Further, most of the long-established overseas-backed factories in the Delta, which were export-oriented, saw profits dwindle as the central government repeatedly slashed export rebates to prompt economic transition.
"To flee the Pearl River Delta has become inevitable when there is little profit to make or not any profit at all," said Ding.
Yin Yong, deputy chief of the trade and industry department of Shenzhen City, believed that the industrial structure in the Delta had improved: from labor-intensive to technology-intensive and from sweatshops to the services and high-technology sectors.

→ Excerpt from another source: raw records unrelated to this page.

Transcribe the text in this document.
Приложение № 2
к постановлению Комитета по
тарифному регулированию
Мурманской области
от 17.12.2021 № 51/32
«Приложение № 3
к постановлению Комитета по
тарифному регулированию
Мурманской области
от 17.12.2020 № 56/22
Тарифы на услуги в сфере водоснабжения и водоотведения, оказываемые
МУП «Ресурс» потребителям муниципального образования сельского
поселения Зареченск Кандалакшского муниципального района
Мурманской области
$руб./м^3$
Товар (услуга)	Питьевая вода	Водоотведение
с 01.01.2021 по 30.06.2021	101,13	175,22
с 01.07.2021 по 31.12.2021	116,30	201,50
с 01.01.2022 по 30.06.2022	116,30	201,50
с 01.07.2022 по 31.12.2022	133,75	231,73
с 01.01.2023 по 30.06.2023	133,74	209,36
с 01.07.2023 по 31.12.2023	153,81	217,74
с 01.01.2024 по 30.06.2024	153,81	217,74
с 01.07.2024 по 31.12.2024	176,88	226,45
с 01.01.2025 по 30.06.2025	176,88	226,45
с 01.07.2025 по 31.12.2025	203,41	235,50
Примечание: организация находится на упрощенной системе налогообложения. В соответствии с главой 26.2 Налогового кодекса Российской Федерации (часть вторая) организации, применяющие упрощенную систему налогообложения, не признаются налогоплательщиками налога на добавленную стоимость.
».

Although Delta cities have lost smaller overseas ventures, they have still seen growth in paid-in foreign investment in the past two years.
"The closure or flight of small and medium-sized overseas ventures has, in a sense, opened up space for development on the part of big companies," said Yin.
According to Yin, Shenzhen approved 243 overseas-invested projects last year, with each investment exceeding 10 million US dollars.
In the conventional manufacturing sector, previously strong overseas companies have grown bigger during the industrial transition. For example, Sewco Toys, a Hong Kong-invested venture, planned to continue expanding this year and adding 5,000 people to its 10,000-strong payroll.
"In the long run, China's advantage should be the opportunity for more innovation instead of cheap labor," Yin added.